Shaista was immediately much annoyed.

“You do not understand at all! My cousin was Prince Ali Yusuf of Ramat. He was killed in a revolution, or at least in fleeing from a revolution. It was understood that when I grew up I should marry him. So you see I am an important person. It may be perhaps the Communists who come here. Perhaps it is not to kidnap. Perhaps they intend to assassinate me.”

Inspector Kelsey looked still more incredulous.

“That’s rather far-fetched, isn’t it?”

“You think such things could not happen? I say they can. They are very very wicked, the Communists! Everybody knows that.”

As he still looked dubious, she went on:

“Perhaps they think I know where the jewels are!”

“What jewels?”

“My cousin had jewels. So had his father. My family always has a hoard of jewels. For emergencies, you comprehend.”

She made it sound very matter of fact.

Kelsey stared at her.

“But what has all this got to do with you—or with Miss Springer?”

“But I already tell you! They think, perhaps, I know where the jewels are. So they will take me prisoner and force me to speak.”

“Do you know where the jewels are?”

“No, of course I do not know. They disappeared in the Revolution. Perhaps the wicked Communists take them. But again, perhaps not.”

“Who do they belong to?”

“Now my cousin is dead, they belong to me. No men in his family anymore. His aunt, my mother, is dead. He would want them to belong to me.
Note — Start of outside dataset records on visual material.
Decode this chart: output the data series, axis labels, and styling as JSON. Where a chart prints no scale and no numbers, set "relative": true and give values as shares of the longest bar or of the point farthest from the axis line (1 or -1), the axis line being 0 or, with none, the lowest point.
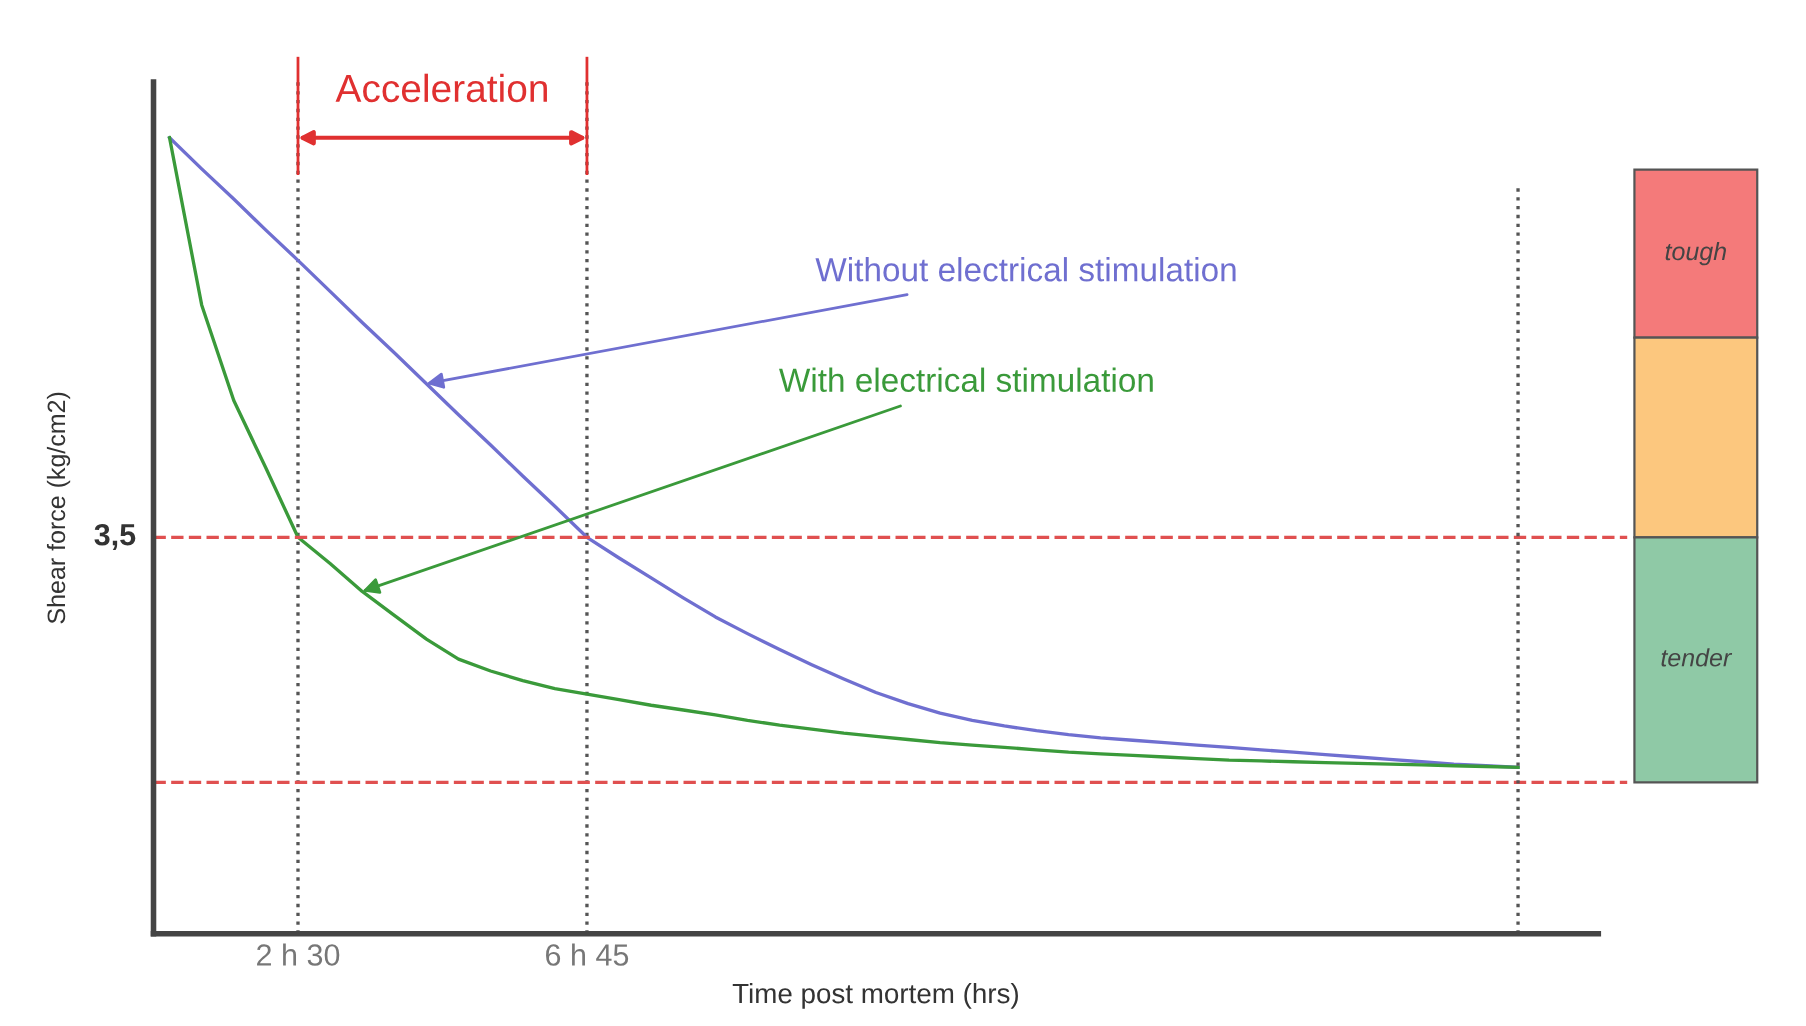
{
  "chart_data": {
    "type": "line",
    "relative": true,
    "xlabel": "Time post mortem (hrs)",
    "ylabel": "Shear force (kg/cm2)",
    "categories": [
      null,
      null,
      null,
      null,
      "2 h 30",
      null,
      null,
      null,
      null,
      null,
      null,
      null,
      null,
      "6 h 45",
      null,
      null,
      null,
      null,
      null,
      null,
      null,
      null,
      null,
      null,
      null,
      null,
      null,
      null,
      null,
      null,
      null,
      null,
      null,
      null,
      null,
      null,
      null,
      null,
      null,
      null,
      null,
      null,
      null
    ],
    "tick_labels": "x",
    "grid": "x",
    "legend": false,
    "marker": "none",
    "line_style": "solid",
    "series": [
      {
        "name": "Without electrical stimulation",
        "color": "#6f6fd0",
        "values": [
          1.0,
          0.961,
          0.923,
          0.884,
          0.846,
          0.807,
          0.768,
          0.73,
          0.691,
          0.652,
          0.614,
          0.575,
          0.537,
          0.498,
          0.472,
          0.447,
          0.422,
          0.398,
          0.377,
          0.357,
          0.338,
          0.32,
          0.303,
          0.289,
          0.277,
          0.268,
          0.261,
          0.255,
          0.25,
          0.246,
          0.243,
          0.24,
          0.237,
          0.234,
          0.231,
          0.228,
          0.225,
          0.222,
          0.219,
          0.216,
          0.213,
          0.211,
          0.209
        ]
      },
      {
        "name": "With electrical stimulation",
        "color": "#3a9a3a",
        "values": [
          1.0,
          0.79,
          0.67,
          0.585,
          0.498,
          0.465,
          0.43,
          0.4,
          0.37,
          0.345,
          0.33,
          0.318,
          0.308,
          0.301,
          0.294,
          0.287,
          0.281,
          0.275,
          0.268,
          0.262,
          0.257,
          0.252,
          0.248,
          0.244,
          0.24,
          0.237,
          0.234,
          0.231,
          0.228,
          0.226,
          0.224,
          0.222,
          0.22,
          0.218,
          0.217,
          0.216,
          0.215,
          0.214,
          0.213,
          0.212,
          0.211,
          0.21,
          0.209
        ]
      }
    ],
    "annotations": [
      "Acceleration",
      "3,5",
      "tough",
      "tender"
    ],
    "ref_lines": [
      {
        "axis": "y",
        "value": 0.498,
        "color": "#e05050",
        "line_style": "dashed"
      },
      {
        "axis": "y",
        "value": 0.19,
        "color": "#e05050",
        "line_style": "dashed"
      }
    ]
  }
}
If he were not dead, I marry him.”

“That was the arrangement?”

“I have to marry him. He is my cousin, you see.”

“And you would have got the jewels when you married him?”

“No, I would have had new jewels. From Cartier in Paris. These others would still be kept for emergencies.”

Inspector Kelsey blinked, letting this Oriental insurance scheme for emergencies sink into his consciousness.

Shaista was racing on with great animation.

“I think that is what happens. Somebody gets the jewels out of Ramat. Perhaps good person, perhaps bad. Good person would bring them to me, would say: ‘These are yours,’ and I should reward him.”

She nodded her head regally, playing the part.

Quite a little actress, thought the Inspector.

“But if it was a bad person, he would keep the jewels and sell them. Or he would come to me and say: ‘What will you give me as a reward if I bring them to you?’ And if it worthwhile, he brings—but if not, then not!”

“But in actual fact, nobody has said anything at all to you?”

“No,” admitted Shaista.

Inspector Kelsey made up his mind.

“I think, you know,” he said pleasantly, “that you’re really talking a lot of nonsense.”

Shaista flashed a furious glance at him.

“I tell you what I know, that is all,” she said sulkily.

“Yes—well, it’s very kind of you, and I’ll bear it in mind.”

He got up and opened the door for her to go out.

“The Arabian Nights aren’t in it,” he said, as he returned to the table. “Kidnapping and fabulous jewels! What next?”